Senate debates
Monday, 13 November 2017
Matters of Public Importance
Energy
4:55 pm
Andrew Bartlett (Queensland, Australian Greens) Share this | Hansard source
Before I commence, I would like to clarify that this is not my first speech. The Senate is debating today the very important issue of the need to reduce electricity prices. That is something that I expect everybody in this chamber agrees on, but the key point is how we reduce electricity prices—and we certainly don't do it by sloganeering and we certainly don't do it with the economically illiterate arguments that we've heard from some in contributions to the debate thus far. The simple fact is that the people of Australia, including the people of Queensland, my home state, are being ripped off—they are being ripped off by massive corporations like Origin and AGL in my own state of Queensland, and they are being ripped off by the two establishment parties that have put in place the energy and electricity regimes across the states that have led to massive price gouging, that have led to these price rises and that have led not just to increased costs for manufacturing, which is referred to in the proposal before us today, but also to increased costs for households.
Let's not forget that in the last financial year the state government of Queensland made $3 billion from the profits made by state-owned energy corporations, straight out of the pockets of Queensland households. Leading into the state election—we released our policies on this two months ago—the Greens are proposing to put that money straight back into the pockets of Queenslanders. Origin and AGL made $7.2 billion in profits. Those are profits for corporations, and that is profits being put before people. That is the energy regime that has been put in place by Labor and the LNP over successive governments in my home state of Queensland over the last decade. Since Queensland Labor privatised electricity retail in 2006, prices have doubled. Retail charges are now 35 per cent of power bills. The Greens' approach is to roll back Labor's privatisation, to end that price gouging, and to invest in renewable energy.

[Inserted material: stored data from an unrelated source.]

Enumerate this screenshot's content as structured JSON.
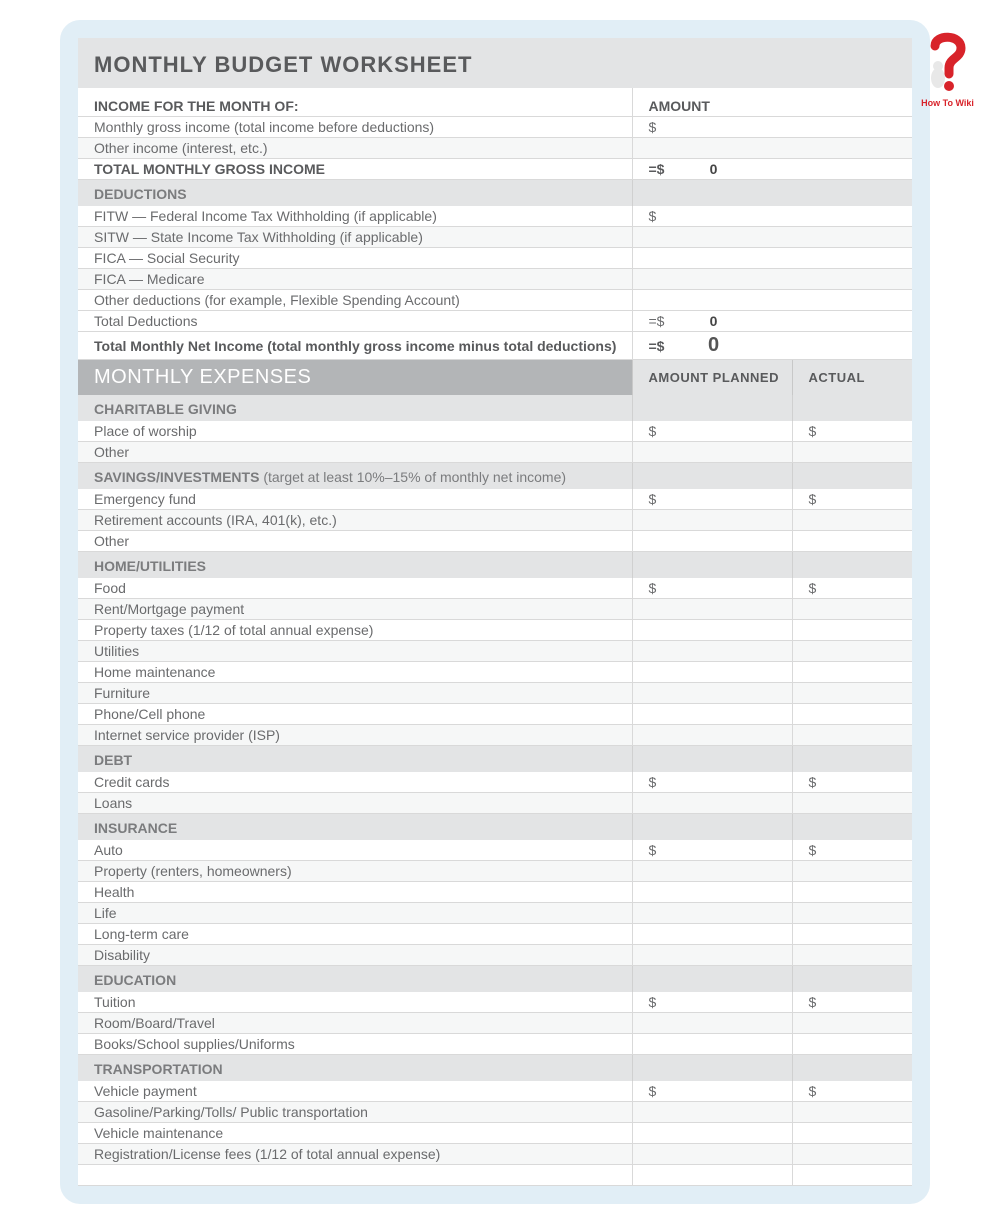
{
  "logo_text": "How To Wiki",
  "title": "MONTHLY BUDGET WORKSHEET",
  "income": {
    "header_label": "INCOME FOR THE MONTH OF:",
    "amount_header": "AMOUNT",
    "rows": [
      {
        "label": "Monthly gross income (total income before deductions)",
        "amount": "$"
      },
      {
        "label": "Other income (interest, etc.)",
        "amount": ""
      }
    ],
    "total_label": "TOTAL MONTHLY GROSS INCOME",
    "total_prefix": "=$",
    "total_value": "0"
  },
  "deductions": {
    "header": "DEDUCTIONS",
    "rows": [
      {
        "label": "FITW — Federal Income Tax Withholding (if applicable)",
        "amount": "$"
      },
      {
        "label": "SITW — State Income Tax Withholding (if applicable)",
        "amount": ""
      },
      {
        "label": "FICA — Social Security",
        "amount": ""
      },
      {
        "label": "FICA — Medicare",
        "amount": ""
      },
      {
        "label": "Other deductions (for example, Flexible Spending Account)",
        "amount": ""
      }
    ],
    "total_label": "Total Deductions",
    "total_prefix": "=$",
    "total_value": "0",
    "net_label": "Total Monthly Net Income (total monthly gross income minus total deductions)",
    "net_prefix": "=$",
    "net_value": "0"
  },
  "expenses": {
    "header": "MONTHLY EXPENSES",
    "col_planned": "AMOUNT PLANNED",
    "col_actual": "ACTUAL",
    "sections": [
      {
        "title": "CHARITABLE GIVING",
        "rows": [
          {
            "label": "Place of worship",
            "planned": "$",
            "actual": "$"
          },
          {
            "label": "Other",
            "planned": "",
            "actual": ""
          }
        ]
      },
      {
        "title": "SAVINGS/INVESTMENTS",
        "note": " (target at least 10%–15% of monthly net income)",
        "rows": [
          {
            "label": "Emergency fund",
            "planned": "$",
            "actual": "$"
          },
          {
            "label": "Retirement accounts (IRA, 401(k), etc.)",
            "planned": "",
            "actual": ""
          },
          {
            "label": "Other",
            "planned": "",
            "actual": ""
          }
        ]
      },
      {
        "title": "HOME/UTILITIES",
        "rows": [
          {
            "label": "Food",
            "planned": "$",
            "actual": "$"
          },
          {
            "label": "Rent/Mortgage payment",
            "planned": "",
            "actual": ""
          },
          {
            "label": "Property taxes (1/12 of total annual expense)",
            "planned": "",
            "actual": ""
          },
          {
            "label": "Utilities",
            "planned": "",
            "actual": ""
          },
          {
            "label": "Home maintenance",
            "planned": "",
            "actual": ""
          },
          {
            "label": "Furniture",
            "planned": "",
            "actual": ""
          },
          {
            "label": "Phone/Cell phone",
            "planned": "",
            "actual": ""
          },
          {
            "label": "Internet service provider (ISP)",
            "planned": "",
            "actual": ""
          }
        ]
      },
      {
        "title": "DEBT",
        "rows": [
          {
            "label": "Credit cards",
            "planned": "$",
            "actual": "$"
          },
          {
            "label": "Loans",
            "planned": "",
            "actual": ""
          }
        ]
      },
      {
        "title": "INSURANCE",
        "rows": [
          {
            "label": "Auto",
            "planned": "$",
            "actual": "$"
          },
          {
            "label": "Property (renters, homeowners)",
            "planned": "",
            "actual": ""
          },
          {
            "label": "Health",
            "planned": "",
            "actual": ""
          },
          {
            "label": "Life",
            "planned": "",
            "actual": ""
          },
          {
            "label": "Long-term care",
            "planned": "",
            "actual": ""
          },
          {
            "label": "Disability",
            "planned": "",
            "actual": ""
          }
        ]
      },
      {
        "title": "EDUCATION",
        "rows": [
          {
            "label": "Tuition",
            "planned": "$",
            "actual": "$"
          },
          {
            "label": "Room/Board/Travel",
            "planned": "",
            "actual": ""
          },
          {
            "label": "Books/School supplies/Uniforms",
            "planned": "",
            "actual": ""
          }
        ]
      },
      {
        "title": "TRANSPORTATION",
        "rows": [
          {
            "label": "Vehicle payment",
            "planned": "$",
            "actual": "$"
          },
          {
            "label": "Gasoline/Parking/Tolls/ Public transportation",
            "planned": "",
            "actual": ""
          },
          {
            "label": "Vehicle maintenance",
            "planned": "",
            "actual": ""
          },
          {
            "label": "Registration/License fees (1/12 of total annual expense)",
            "planned": "",
            "actual": ""
          }
        ]
      }
    ]
  }
}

We hear the economically illiterate and ludicrous approach that we need to build new coal-fired power stations in northern parts of Queensland, which will take 10 years to build—as though that will somehow make energy cheaper rather than more expensive. I had an email from a constituent from Gladstone today. Gladstone, as some may know, has the largest power station in my state of Queensland. It has almost unlimited amounts of gas, if they wanted to tap into it, going through the port of Gladstone and yet the prices are sky-high. It is simply a factor of the privatised, corporatised electricity generation, distribution and marketing regime that has been put in place by Labor and LNP governments following the bidding of their corporate donors. That is what we need to reverse and that is the thing that will reduce electricity prices by substantial amounts, not just for a year or two by way of a subsidy but for year after year after year by reversing the privatisation that occurred before, legislating to make reliable, affordable energy for all Queenslanders something that the government is required to provide. That is what we need to do and that is the approach the Greens have put forward for the Queensland state election. Independent economists, independent energy experts who have examined the Greens' policies, agree that that would lead to savings of at least $600 a year for each and every Queensland household. If we scrapped private electricity retailers and created a single public retailer with a legal mandate to provide affordable and reliable electricity to all Queenslanders, they would each save $600 a year on their electricity bill.
The same sorts of savings would apply to manufacturers in Queensland as well. The jobs would flow on from that. Investing in renewable energy would create over 5,000 jobs a year every year for five years. The Liberal and Labor parties in Queensland want to create a ridiculous, unsustainable mine that would deliver maybe 1,500 jobs and would take all of the investment money that could otherwise be put into renewable energy that would generate over 5,000 jobs year after year after year and create cheaper electricity along the way. They are the visions and the policies that the Greens are putting forward in the state election in Queensland and that is the guaranteed way to get cheaper electricity for all people across this country.